Com o tempo, Ko consolidou sua posição como primeira-dama de fato, fortalecendo a ascensão de seus filhos dentro da hierarquia do regime. 

Líder norte-coreano Kim Jong-un | Foto: KCNA / KNS República da Coreia / Via AFP Photo

Apesar disso, Jong-nam mantinha um simbolismo particular entre as elites mais antigas da Coreia do Norte, que o chamavam informalmente de “neto da nação” por sua ligação direta com Kim Il-sung. Esse prestígio não significava força política real, mas poderia torná-lo uma alternativa incômoda ao governo de Kim Jong-un. 

Peça chinesa no tabuleiro 

Kim Jong-nam viveu longos períodos sob proteção de autoridades chinesas e mantinha relações estreitas com elites de Pequim. Para analistas como Michael Madden, da Universidade Johns Hopkins, isso tornava sua figura sensível no contexto regional, especialmente porque, nos meses que antecederam o assassinato, Pyongyang buscava melhorar suas relações com a China. 

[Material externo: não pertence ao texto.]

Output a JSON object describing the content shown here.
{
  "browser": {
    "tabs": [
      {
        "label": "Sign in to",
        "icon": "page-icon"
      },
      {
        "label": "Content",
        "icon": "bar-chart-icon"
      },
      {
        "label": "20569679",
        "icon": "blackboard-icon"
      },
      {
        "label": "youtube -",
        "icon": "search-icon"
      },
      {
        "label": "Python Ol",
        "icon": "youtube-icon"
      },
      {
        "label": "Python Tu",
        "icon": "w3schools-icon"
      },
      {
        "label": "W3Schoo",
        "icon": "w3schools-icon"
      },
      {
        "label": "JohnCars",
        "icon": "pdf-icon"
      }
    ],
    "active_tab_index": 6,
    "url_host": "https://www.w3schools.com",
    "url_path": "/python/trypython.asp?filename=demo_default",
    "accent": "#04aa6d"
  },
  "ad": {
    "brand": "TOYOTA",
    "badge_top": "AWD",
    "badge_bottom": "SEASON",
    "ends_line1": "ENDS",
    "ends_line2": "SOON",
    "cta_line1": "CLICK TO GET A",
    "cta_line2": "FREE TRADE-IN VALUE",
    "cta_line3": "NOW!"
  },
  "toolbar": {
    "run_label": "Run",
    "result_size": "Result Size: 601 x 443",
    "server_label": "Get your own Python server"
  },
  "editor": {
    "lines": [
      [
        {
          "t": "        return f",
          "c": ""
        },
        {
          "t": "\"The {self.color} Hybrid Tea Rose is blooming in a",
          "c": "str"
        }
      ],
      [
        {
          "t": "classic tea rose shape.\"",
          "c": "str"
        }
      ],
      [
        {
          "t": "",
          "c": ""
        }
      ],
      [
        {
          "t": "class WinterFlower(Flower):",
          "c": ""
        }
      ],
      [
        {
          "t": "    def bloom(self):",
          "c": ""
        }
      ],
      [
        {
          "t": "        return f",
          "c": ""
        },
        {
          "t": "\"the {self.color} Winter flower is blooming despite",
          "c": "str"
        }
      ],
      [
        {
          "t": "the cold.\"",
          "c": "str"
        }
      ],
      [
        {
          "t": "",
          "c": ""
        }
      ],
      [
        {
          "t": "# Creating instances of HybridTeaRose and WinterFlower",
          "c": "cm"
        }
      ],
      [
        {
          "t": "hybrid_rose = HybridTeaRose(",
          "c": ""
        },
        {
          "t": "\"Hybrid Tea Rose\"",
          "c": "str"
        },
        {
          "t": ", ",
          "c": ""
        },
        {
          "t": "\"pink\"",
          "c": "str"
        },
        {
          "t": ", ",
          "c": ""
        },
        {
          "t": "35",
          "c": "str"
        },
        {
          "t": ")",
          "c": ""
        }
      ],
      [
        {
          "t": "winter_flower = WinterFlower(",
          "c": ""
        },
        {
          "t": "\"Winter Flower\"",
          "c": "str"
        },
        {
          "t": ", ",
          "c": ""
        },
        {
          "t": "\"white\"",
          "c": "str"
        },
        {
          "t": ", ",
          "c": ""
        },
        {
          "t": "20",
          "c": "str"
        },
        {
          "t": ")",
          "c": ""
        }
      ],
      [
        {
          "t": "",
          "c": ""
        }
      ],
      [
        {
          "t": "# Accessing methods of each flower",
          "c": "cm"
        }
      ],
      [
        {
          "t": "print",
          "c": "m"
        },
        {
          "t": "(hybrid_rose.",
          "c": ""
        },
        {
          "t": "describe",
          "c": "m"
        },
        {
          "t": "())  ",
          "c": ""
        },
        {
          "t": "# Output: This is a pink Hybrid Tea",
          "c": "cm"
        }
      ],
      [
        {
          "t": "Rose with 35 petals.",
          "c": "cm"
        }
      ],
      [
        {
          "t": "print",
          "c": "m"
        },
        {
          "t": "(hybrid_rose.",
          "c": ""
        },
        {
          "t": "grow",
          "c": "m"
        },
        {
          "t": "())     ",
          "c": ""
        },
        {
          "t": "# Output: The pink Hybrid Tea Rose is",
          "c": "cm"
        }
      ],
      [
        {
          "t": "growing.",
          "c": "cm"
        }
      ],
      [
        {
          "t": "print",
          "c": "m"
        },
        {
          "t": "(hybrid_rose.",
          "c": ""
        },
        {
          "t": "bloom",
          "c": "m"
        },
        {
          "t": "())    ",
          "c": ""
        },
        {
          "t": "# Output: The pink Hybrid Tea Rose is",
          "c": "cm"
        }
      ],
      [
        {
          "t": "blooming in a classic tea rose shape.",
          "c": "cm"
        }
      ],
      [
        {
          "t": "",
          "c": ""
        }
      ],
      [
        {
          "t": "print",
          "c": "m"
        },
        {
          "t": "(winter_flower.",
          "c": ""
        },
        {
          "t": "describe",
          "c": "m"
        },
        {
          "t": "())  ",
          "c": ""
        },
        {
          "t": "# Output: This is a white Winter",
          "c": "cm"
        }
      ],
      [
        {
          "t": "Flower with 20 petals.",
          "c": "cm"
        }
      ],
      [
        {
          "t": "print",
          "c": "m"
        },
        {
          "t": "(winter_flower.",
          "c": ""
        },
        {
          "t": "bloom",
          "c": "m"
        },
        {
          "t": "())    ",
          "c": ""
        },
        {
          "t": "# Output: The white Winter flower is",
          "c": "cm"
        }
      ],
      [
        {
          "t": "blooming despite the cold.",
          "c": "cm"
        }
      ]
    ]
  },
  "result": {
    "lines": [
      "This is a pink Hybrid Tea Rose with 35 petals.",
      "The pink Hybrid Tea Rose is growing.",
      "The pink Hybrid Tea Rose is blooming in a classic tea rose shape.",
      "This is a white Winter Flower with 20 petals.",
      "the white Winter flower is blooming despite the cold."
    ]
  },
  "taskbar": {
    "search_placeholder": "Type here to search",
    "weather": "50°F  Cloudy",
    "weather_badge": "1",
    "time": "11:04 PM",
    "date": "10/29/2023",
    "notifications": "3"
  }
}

Eliminar Jong-nam, portanto, poderia ser um movimento arriscado para Kim Jong-un, a menos que sua utilidade para o governo chinês tivesse se esgotado. 

Ataque fatal na Malásia 

Na manhã de 13 de fevereiro de 2017, enquanto aguardava um voo para Macau, Kim Jong-nam foi abordado por duas mulheres que pressionaram contra seu rosto um pano impregnado com VX, um agente nervoso proibido pela ONU. Ele morreu horas depois, a caminho de um hospital. 

As suspeitas, a vietnamita Doan Thi Huong e a indonésia Siti Aisyah, alegaram acreditar que participavam de uma pegadinha televisiva. Ambas foram presas, mas acabaram libertadas em 2019 após a retirada das acusações. 

A Coreia do Norte negou envolvimento e insistiu que a vítima era “Kim Chol”, nome do passaporte que ele carregava. A investigação malaia, porém, gerou uma crise diplomática entre os dois países, com expulsão de diplomatas e restrições temporárias à circulação de cidadãos. 

Estados Unidos e Coreia do Sul atribuíram o ataque ao regime norte-coreano, que enfrentou novas sanções internacionais após o episódio. 

Crime sem respostas 

Apesar das suspeitas amplamente difundidas, a motivação exata por trás do assassinato permanece envolta em mistério. Para alguns analistas, eliminar Jong-nam trouxe mais desgaste internacional do que benefícios internos. Para outros, sua simples existência, com conexões na China e respeito entre elites antigas, representava um risco potencial, ainda que remoto, ao poder de Kim Jong-un. 

A morte de Kim Jong-nam encerrou a trajetória de um herdeiro que nunca governou, mas cuja presença, mesmo à distância, continuava a assombrar os corredores do poder em Pyongyang. O caso expõe, mais uma vez, as tensões internas da família Kim e revela como, na Coreia do Norte, nenhum membro da dinastia está realmente fora do jogo político, nem mesmo aqueles que tentam escapar dele.